To apply NLP Processing

  1. In the History list, locate the import collection you want to work with.
  2. Click the Action icon and select  NLP Processing.
  3. On the Natural Language Processing dialog box, select the type of NLP process you want to apply:
    • If you choose Sentiment Analysis, select the Document types.
    • If you choose Named Entity Detection, select the Document types and Entity categories.
  4. Select the documents in the collection you want to process: All or Only Outdated (documents added to the collection since the last time it was processed).
  5. Click Save.
  • Reindex Collection

Reindexing can be run in the event that the Nebula search index becomes out of sync with the text in a collection. The re-index process brings the collection index back into sync in the database.

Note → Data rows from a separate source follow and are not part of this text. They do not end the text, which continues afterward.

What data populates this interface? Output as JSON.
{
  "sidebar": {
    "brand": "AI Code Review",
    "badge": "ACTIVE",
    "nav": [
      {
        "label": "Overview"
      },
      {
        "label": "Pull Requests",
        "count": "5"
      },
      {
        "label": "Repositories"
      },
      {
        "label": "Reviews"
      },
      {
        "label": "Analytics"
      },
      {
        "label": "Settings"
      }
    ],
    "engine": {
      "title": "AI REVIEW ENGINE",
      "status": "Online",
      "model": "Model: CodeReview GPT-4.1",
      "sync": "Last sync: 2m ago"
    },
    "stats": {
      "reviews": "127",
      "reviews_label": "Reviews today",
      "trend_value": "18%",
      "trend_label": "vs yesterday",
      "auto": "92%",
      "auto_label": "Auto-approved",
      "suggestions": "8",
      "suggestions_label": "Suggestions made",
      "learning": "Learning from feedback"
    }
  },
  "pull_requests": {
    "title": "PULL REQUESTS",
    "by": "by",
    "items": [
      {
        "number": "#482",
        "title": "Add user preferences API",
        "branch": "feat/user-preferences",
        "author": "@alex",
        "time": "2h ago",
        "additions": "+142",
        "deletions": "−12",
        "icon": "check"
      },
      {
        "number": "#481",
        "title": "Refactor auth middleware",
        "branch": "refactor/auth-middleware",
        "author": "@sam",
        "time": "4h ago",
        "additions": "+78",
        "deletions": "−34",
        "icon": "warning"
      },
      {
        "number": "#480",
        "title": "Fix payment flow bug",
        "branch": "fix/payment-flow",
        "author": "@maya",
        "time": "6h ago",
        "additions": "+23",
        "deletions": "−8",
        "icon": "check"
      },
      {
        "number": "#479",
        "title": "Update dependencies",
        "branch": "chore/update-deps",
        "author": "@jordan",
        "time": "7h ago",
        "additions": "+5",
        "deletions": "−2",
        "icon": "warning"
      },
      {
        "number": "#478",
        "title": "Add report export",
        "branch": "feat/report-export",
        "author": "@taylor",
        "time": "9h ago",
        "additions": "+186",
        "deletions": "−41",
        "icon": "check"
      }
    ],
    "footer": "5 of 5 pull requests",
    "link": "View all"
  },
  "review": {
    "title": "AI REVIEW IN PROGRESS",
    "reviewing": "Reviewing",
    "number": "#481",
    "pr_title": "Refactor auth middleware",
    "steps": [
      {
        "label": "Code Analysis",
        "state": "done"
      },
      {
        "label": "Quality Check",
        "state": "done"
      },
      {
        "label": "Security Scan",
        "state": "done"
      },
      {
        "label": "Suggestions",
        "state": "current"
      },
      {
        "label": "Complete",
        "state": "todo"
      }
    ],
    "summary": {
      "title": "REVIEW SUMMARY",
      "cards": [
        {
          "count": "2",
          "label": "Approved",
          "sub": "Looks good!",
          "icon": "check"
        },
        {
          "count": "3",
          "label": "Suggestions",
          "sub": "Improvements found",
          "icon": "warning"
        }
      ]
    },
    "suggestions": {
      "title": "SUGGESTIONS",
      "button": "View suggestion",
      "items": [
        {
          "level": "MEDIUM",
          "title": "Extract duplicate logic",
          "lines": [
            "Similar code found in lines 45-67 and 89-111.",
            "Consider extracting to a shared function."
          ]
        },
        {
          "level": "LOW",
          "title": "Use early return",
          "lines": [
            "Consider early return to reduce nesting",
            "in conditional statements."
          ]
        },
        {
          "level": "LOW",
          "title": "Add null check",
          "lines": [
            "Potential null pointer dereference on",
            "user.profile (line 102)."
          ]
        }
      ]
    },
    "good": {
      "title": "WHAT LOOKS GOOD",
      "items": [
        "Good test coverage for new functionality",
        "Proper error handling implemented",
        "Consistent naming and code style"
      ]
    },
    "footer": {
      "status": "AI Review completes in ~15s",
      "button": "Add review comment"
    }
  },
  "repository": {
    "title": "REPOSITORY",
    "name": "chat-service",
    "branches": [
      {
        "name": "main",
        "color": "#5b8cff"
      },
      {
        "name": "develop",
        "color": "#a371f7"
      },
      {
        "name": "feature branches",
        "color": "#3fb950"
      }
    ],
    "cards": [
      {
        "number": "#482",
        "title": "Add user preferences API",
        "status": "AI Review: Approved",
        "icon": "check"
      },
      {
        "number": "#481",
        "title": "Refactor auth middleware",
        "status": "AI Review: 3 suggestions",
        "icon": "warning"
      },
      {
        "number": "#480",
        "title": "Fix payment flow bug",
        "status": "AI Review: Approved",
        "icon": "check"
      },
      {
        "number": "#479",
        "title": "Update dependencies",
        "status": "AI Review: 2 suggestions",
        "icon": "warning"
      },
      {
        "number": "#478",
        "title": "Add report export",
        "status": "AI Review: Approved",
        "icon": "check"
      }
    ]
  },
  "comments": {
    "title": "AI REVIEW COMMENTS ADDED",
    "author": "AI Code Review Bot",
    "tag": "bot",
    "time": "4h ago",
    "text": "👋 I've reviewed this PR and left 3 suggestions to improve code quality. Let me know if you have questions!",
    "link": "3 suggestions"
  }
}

Note: This is not a common occurrence and performing collection reindexing is not recommended without the guidance of the Nebula TechQ support team.

To reindex collection

  1. In the History list, locate the import collection you want to work with.
  2. Click the Action icon and select Reindex Collection.
  3. On the Reindex Collection dialog box, click Reindex.
  • Create an Optical Character Recognition (OCR) collection
  • OCR generates searchable text from image-type documents, such as scanned documents that aren't otherwise searchable. Any doucments that Nebula is unable to successfully

To create an OCR collection

  1. In the History list, locate the import collection you want to work with.
  2. Click the Action icon and select OCR Collection.
  3. On the OCR Collection dialog box, select the following:
    • Items
    • Priority
    • Language profile
  4. Click Save.
  • Export records needing OCR
  • In the events that Nebula is unable to successfully perform OCR for documents in a collection, this process enables you to export affected documents so that OCR can be run using separate external tools and then to re-import the results back into Nebula.

To export needs OCR

  1. In the History list, locate the import collection you want to work with.
  2. Click its Action icon and select Export Needs OCR.
  3. On the Export Needs OCR dialog box, select the Items.
  4. Click the Folder icon to select Output.
  5. Click Save.
  • Import OCR

To import OCR

  1. In the History list, locate the import collection you want to work with.
  2. Click its Action icon and select Import OCR.
  3. On the Import OCR dialog box, click the folder icon to Select input.
  4. Click Ok.
  • Process the import collection

To process the import collection

  1. In the History list, locate the import collection you want to process.
  2. Click its Action icon and select Processing options.
  3. Complete the Upload Files page.